Ten years ago, China's economy measured about 1/8th the size of the US. Now, it is 41%. Another decade and it will the biggest in the world. It is already bigger by several measures. And even if its growth declines to 7% a year, it will still surpass the US in a dozen years.
Hey, don't take it personally. The entire developed world is in decline - with America leading them all down.
By 2050, according to a new study from HSBC, today's emerging economies / as a whole - will be larger than Europe, America and Japan put together.
The New York Times reports:
The American economy's reported 2.8 percent growth in the fourth quarter, at an annual rate, was seen as mildly encouraging. But it meant that over the previous 10 years, the economy had grown at a compound annual rate of just 1.7 percent. Until the current cycle, there had been no similar prolonged period of slow growth since the Depression.
The International Monetary Fund's latest forecasts indicate that there is not likely to be a pickup in growth anytime soon, either in the United States or other large industrialized countries.
...if the fund's forecasts of 1.8 percent real growth in 2012 and 2.2 percent in 2013 prove to be accurate, the 10-year American rate at the end of 2013 will have fallen to 1.5 percent.... But it will still be a little above the 0.9 percent compound growth rate in the decade from 1929, the year the Depression began, to 1939.
For Britain, which endured a horrible decade in the 1970s that led to talk of the "British disease," the previous postwar low, not shown in the charts, was in the 10 years ending in the second quarter of 1983, an annual rate of 0.95 percent. The figure for the 10 years through 2011 is 1.4 percent, but the I.M.F. predictions indicate the 2013 figure will fall to just 0.94 percent. The fund expects the British economy to grow by just 0.6 percent this year and by 2 percent in 2013.

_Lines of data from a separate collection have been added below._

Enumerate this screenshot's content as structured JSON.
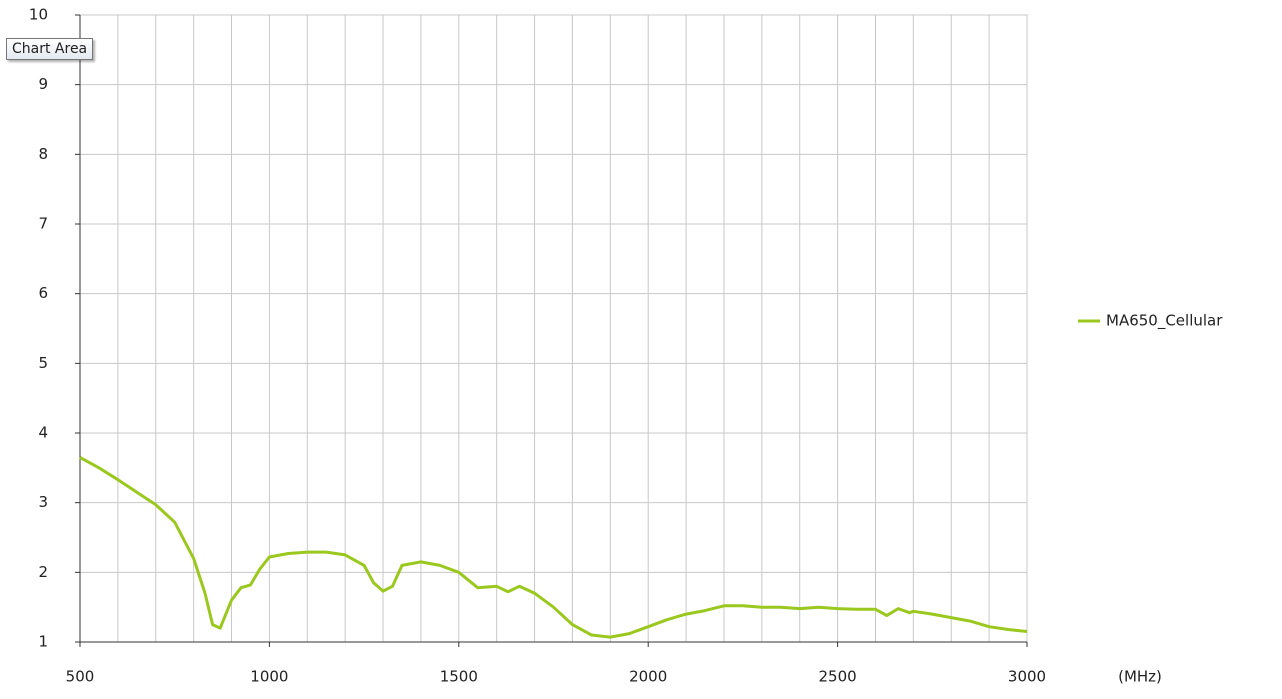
{
  "chart_data": {
    "type": "line",
    "x_unit": "(MHz)",
    "tooltip": "Chart Area",
    "x": [
      500,
      550,
      600,
      650,
      700,
      750,
      800,
      830,
      850,
      870,
      900,
      925,
      950,
      975,
      1000,
      1050,
      1100,
      1150,
      1200,
      1250,
      1275,
      1300,
      1325,
      1350,
      1400,
      1450,
      1500,
      1550,
      1600,
      1630,
      1660,
      1700,
      1750,
      1800,
      1850,
      1900,
      1950,
      2000,
      2050,
      2100,
      2150,
      2200,
      2250,
      2300,
      2350,
      2400,
      2450,
      2500,
      2550,
      2600,
      2630,
      2660,
      2690,
      2700,
      2750,
      2800,
      2850,
      2900,
      2950,
      3000
    ],
    "series": [
      {
        "name": "MA650_Cellular",
        "color": "#9ac81e",
        "values": [
          3.65,
          3.5,
          3.33,
          3.15,
          2.97,
          2.72,
          2.2,
          1.7,
          1.25,
          1.2,
          1.6,
          1.78,
          1.82,
          2.05,
          2.22,
          2.27,
          2.29,
          2.29,
          2.25,
          2.1,
          1.85,
          1.73,
          1.8,
          2.1,
          2.15,
          2.1,
          2.0,
          1.78,
          1.8,
          1.72,
          1.8,
          1.7,
          1.5,
          1.25,
          1.1,
          1.07,
          1.12,
          1.22,
          1.32,
          1.4,
          1.45,
          1.52,
          1.52,
          1.5,
          1.5,
          1.48,
          1.5,
          1.48,
          1.47,
          1.47,
          1.38,
          1.48,
          1.42,
          1.44,
          1.4,
          1.35,
          1.3,
          1.22,
          1.18,
          1.15
        ]
      }
    ],
    "xlim": [
      500,
      3000
    ],
    "xticks": [
      500,
      1000,
      1500,
      2000,
      2500,
      3000
    ],
    "xgrid": [
      500,
      600,
      700,
      800,
      900,
      1000,
      1100,
      1200,
      1300,
      1400,
      1500,
      1600,
      1700,
      1800,
      1900,
      2000,
      2100,
      2200,
      2300,
      2400,
      2500,
      2600,
      2700,
      2800,
      2900,
      3000
    ],
    "ylim": [
      1,
      10
    ],
    "yticks": [
      1,
      2,
      3,
      4,
      5,
      6,
      7,
      8,
      9,
      10
    ],
    "grid": true,
    "legend": "right"
  }
}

The situation is even worse in Italy, where the fund expects the economy to contract by 2.2 percent this year and 0.6 percent the following year. If that happens, Italy's economy will be smaller at the end of 2013 than it was 10 years earlier. The French economy is forecast to have grown at a 1 percent annual rate over the same 10-year period.
As the developed economies stagnate, the 'emerging' economies grow. Nineteen of the world's top economies in 2050 will be those we regard as "emerging" today. China and India will hold the number 1 and number 3 spots, with the US sandwiched between them.